Common output template

Use this structure when generating a domain-specific MVP agent blueprint:
# MVP Agent Harness Blueprint: [domain/use case]

## 1. Objective
[What the agent does, for whom, and what output counts as useful.]

## 2. MVP scope and assumptions
[Smallest useful version, explicit assumptions, non-goals, and deferred capabilities.]

## 3. Autonomy and risk level
[Answer-only, draft-only, approval-gated action, or policy-bounded action.]

## 4. Core agentic loop
[Provider-neutral loop, model calls, tool calls, observations, retries, budgets, and stopping.]

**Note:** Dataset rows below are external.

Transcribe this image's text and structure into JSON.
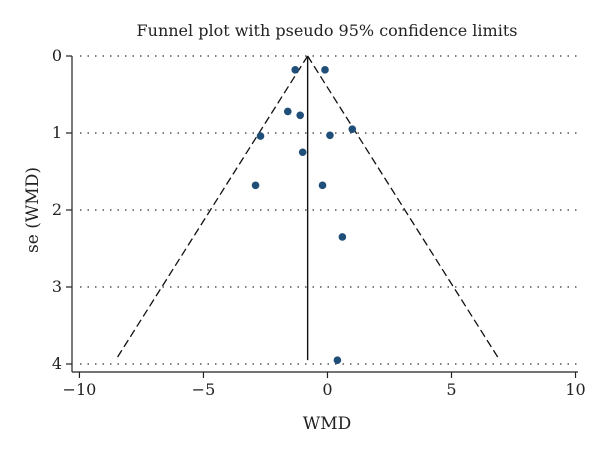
{
  "chart_data": {
    "type": "scatter",
    "title": "Funnel plot with pseudo 95% confidence limits",
    "xlabel": "WMD",
    "ylabel": "se (WMD)",
    "xlim": [
      -10.3,
      10.1
    ],
    "ylim": [
      0,
      4.05
    ],
    "y_inverted": true,
    "xticks": [
      -10,
      -5,
      0,
      5,
      10
    ],
    "yticks": [
      0,
      1,
      2,
      3,
      4
    ],
    "grid": "horizontal-dotted",
    "pooled_estimate": -0.8,
    "ci_se_max": 3.95,
    "points": [
      {
        "x": -1.3,
        "y": 0.18
      },
      {
        "x": -0.1,
        "y": 0.18
      },
      {
        "x": -1.6,
        "y": 0.72
      },
      {
        "x": -1.1,
        "y": 0.77
      },
      {
        "x": 1.0,
        "y": 0.95
      },
      {
        "x": -2.7,
        "y": 1.04
      },
      {
        "x": 0.1,
        "y": 1.03
      },
      {
        "x": -1.0,
        "y": 1.25
      },
      {
        "x": -2.9,
        "y": 1.68
      },
      {
        "x": -0.2,
        "y": 1.68
      },
      {
        "x": 0.6,
        "y": 2.35
      },
      {
        "x": 0.4,
        "y": 3.95
      }
    ]
  }
}
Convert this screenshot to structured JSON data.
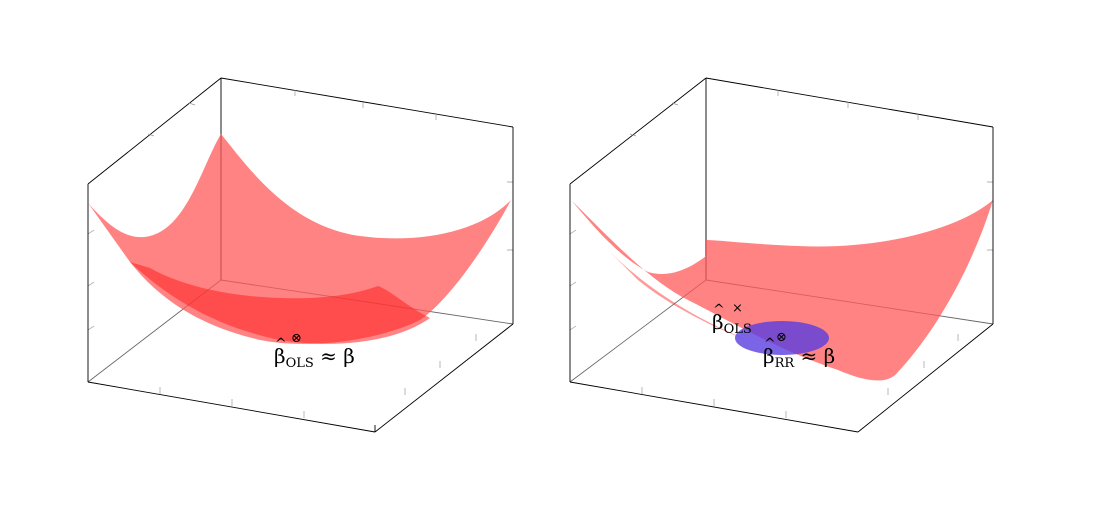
{
  "figure": {
    "left": {
      "label_symbol": "β",
      "label_subscript": "OLS",
      "label_rest": "≈ β",
      "marker": "⊗"
    },
    "right": {
      "ols_label_symbol": "β",
      "ols_label_subscript": "OLS",
      "ols_marker": "×",
      "rr_label_symbol": "β",
      "rr_label_subscript": "RR",
      "rr_label_rest": "≈ β",
      "rr_marker": "⊗"
    },
    "colors": {
      "surface": "#ff5a5a",
      "surface_dark": "#ff2020",
      "constraint": "#5a3de0",
      "box_edges": "#000000",
      "ticks": "#9a9a9a"
    }
  }
}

## 5. Context and instruction architecture
[System/developer/user instructions, scoped domain memory, source-of-truth retrieval, trust boundaries.]

## 6. Tool registry
[Minimal tools, schemas, risk classes, permission policy, structured outputs.]

## 7. Planning behavior
[When the agent must plan, what is allowed during planning, plan artifact, approval to execute.]

## 8. Goal-like loop behavior
[When a longer objective can run, budget, checkpoints, progress log, done condition, stop rules.]

## 9. Context, memory, and auto-compaction
[Durable state, retrieval, compaction triggers, handoff summary, rehydrated artifacts.]

## 10. Skills and connectors
[Reusable skills, MCP/external connectors, progressive disclosure, namespacing, connector permissions.]

## 11. Prompt caching and cost-aware context
[Stable prefix, dynamic suffix, cache telemetry, result-size limits, summarization strategy.]

## 12. Safety and approval policy
[Prompt injection handling, secrets, sandboxing, human review, audit logs.]

## 13. Observability and evals
[Trace events, metrics, test cases, failure probes, launch gates.]

## 14. Minimal implementation path
[Build order for a working MVP.]

## 15. First release checklist
[Concrete pass/fail checks before limited rollout.]

Default assumptions when domain is underspecified

When a user provides only a domain name without further detail, apply these defaults rather than blocking on clarification. State each assumption explicitly in the blueprint.
Assumptions:
- The first version is approval-gated for external or irreversible actions.
- The agent can read approved source-of-truth systems.
- The agent can draft outputs and propose changes.
- The agent cannot commit high-risk actions without approval.
- The first launch uses a single-agent harness unless evals show decomposition is required.